A marvellous video collaboration produced for a 2009 poetry festival in Cape Town called Badilsha Poetry Exchange, sponsored by Africa Centre, whose description of the film at YouTube is worth quoting in full:
Sometimes you’ve had enough. And sometimes you have enough. A fusion of sound and light, video poet Kai Lossgott’s and performance poet Mbali Vilakazi’s authentic and intimate multimedia poetry performance enough takes you into the dream cycles of obsessive behaviour and uncomfortable truths in the search for wholeness. It is about the breakdown of society, and people at breaking point.
In a lyrical conversation of experimental music and cinema, the poets draw their self-portraits only to erase them, through testimonies that become ciphers in the round-trip between abundance and gratitude, lack and self-pity. Through spoken word, dance, and gesture, they journey with the audience through breathing rhythms of take and give, where insecurity comes up for air and we open like blossoms.
For more about the poets, see their websites: Mbali Vilakazi and Kai Lossgott.

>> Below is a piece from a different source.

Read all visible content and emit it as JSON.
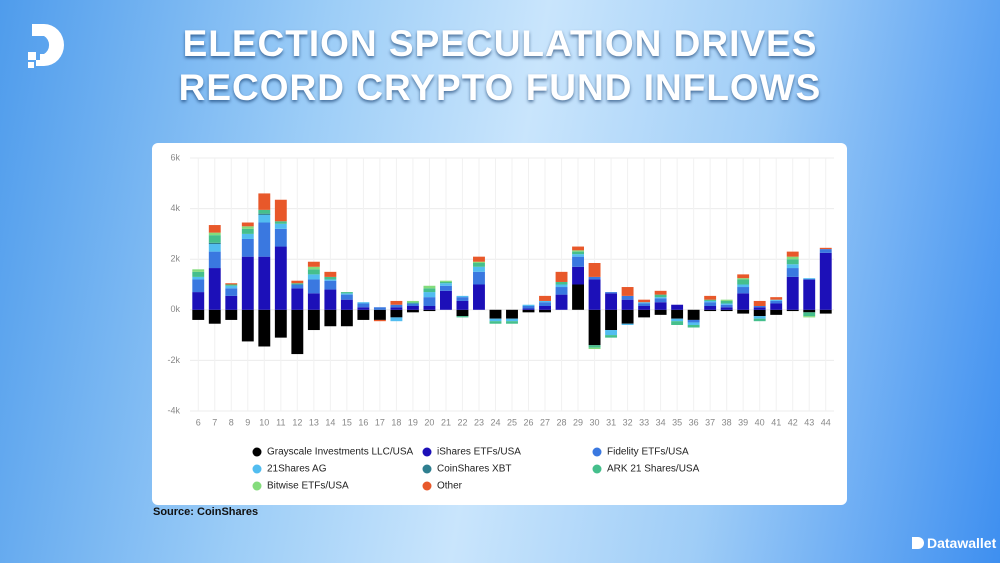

A very interesting approach to stop-frame animation by South African videopoet Kai Lossgott, who also organized, directed and curated the City Breath Festival of Video Poetry and Performance last year, and is currently searching for experimental films about climate change for a new exhibition called Letters from the Sky. (See the Moving Poems forum for more details on the latter.)
Kai’s notes about this film at Vimeo are worth quoting in full:
The evaporating water puddle images in this stop frame animation hint at the living systemic relationship between Table Mountain’s hydrology systems, the City of Cape Town’s water system and the biological systems of the human body. This is a video poem of unfulfilled desire for the lost personal bond with the natural world. The soundtrack of the video is taken from Adderley Street in the Cape Town CBD, above the underground storm water drain where the now forgotten Varsterivier, among others, (3 million cubic tons of untapped fresh spring water) runs into the sea daily. Fresh water is one of South Africa’s scarcest resources.